A positive response, measured by reduction in anterior chamber cell (ACC) counts, was seen in both EGP-437 groups. According to EyeGate, patients in the 4.5 mA-min dosing (3.0 mA for 1.5 minutes) group showed the greatest benefit, with 30% achieving a 0 ACC count by day 14, and 80% by day 28. In comparison, only 10% of placebo patients achieved a 0 ACC count by day 28, and 80% required rescue therapy prior to day 14. The treatment also displayed a significant pain-reduction effect, as patients receiving either EGP-437 dosing experienced reduced pain at all time points compared to placebo, and 70% had a pain score of by day 1. In the placebo cohort, only 10% reported to be pain free at day 1.

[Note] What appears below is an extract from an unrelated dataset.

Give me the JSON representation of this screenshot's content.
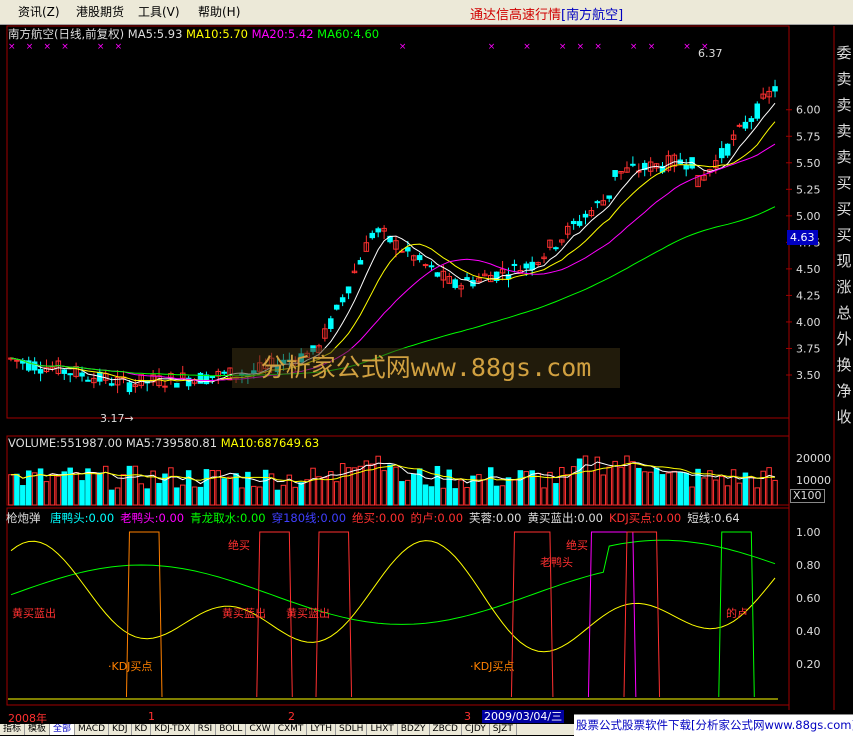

“We are highly encouraged by the results of this third stage of the Phase 1b/2a study of iontophoretic EGP-437, which reinforce our belief that this product merits further evaluation as a potential treatment for pain and inflammation following cataract surgery,” said Barbara Wirostko MD, EyeGate’s chief medical officer. “We are particularly excited by the outcomes in the 4.5 mA-min treatment arm, which compare favorably to both the placebo arm of this trial and historical data for the current standard of care on reduction in ACC count and improvement in pain score. The data from all stages of this study will form the basis for a randomized, double-masked, placebo controlled trial of iontophoretic EGP-437 in cataract surgery patients, which we expect to initiate in the first half of 2017.”
In line with a previous stage of the trial, the treatment was very well tolerated and no steroid-related increase in IOP was found.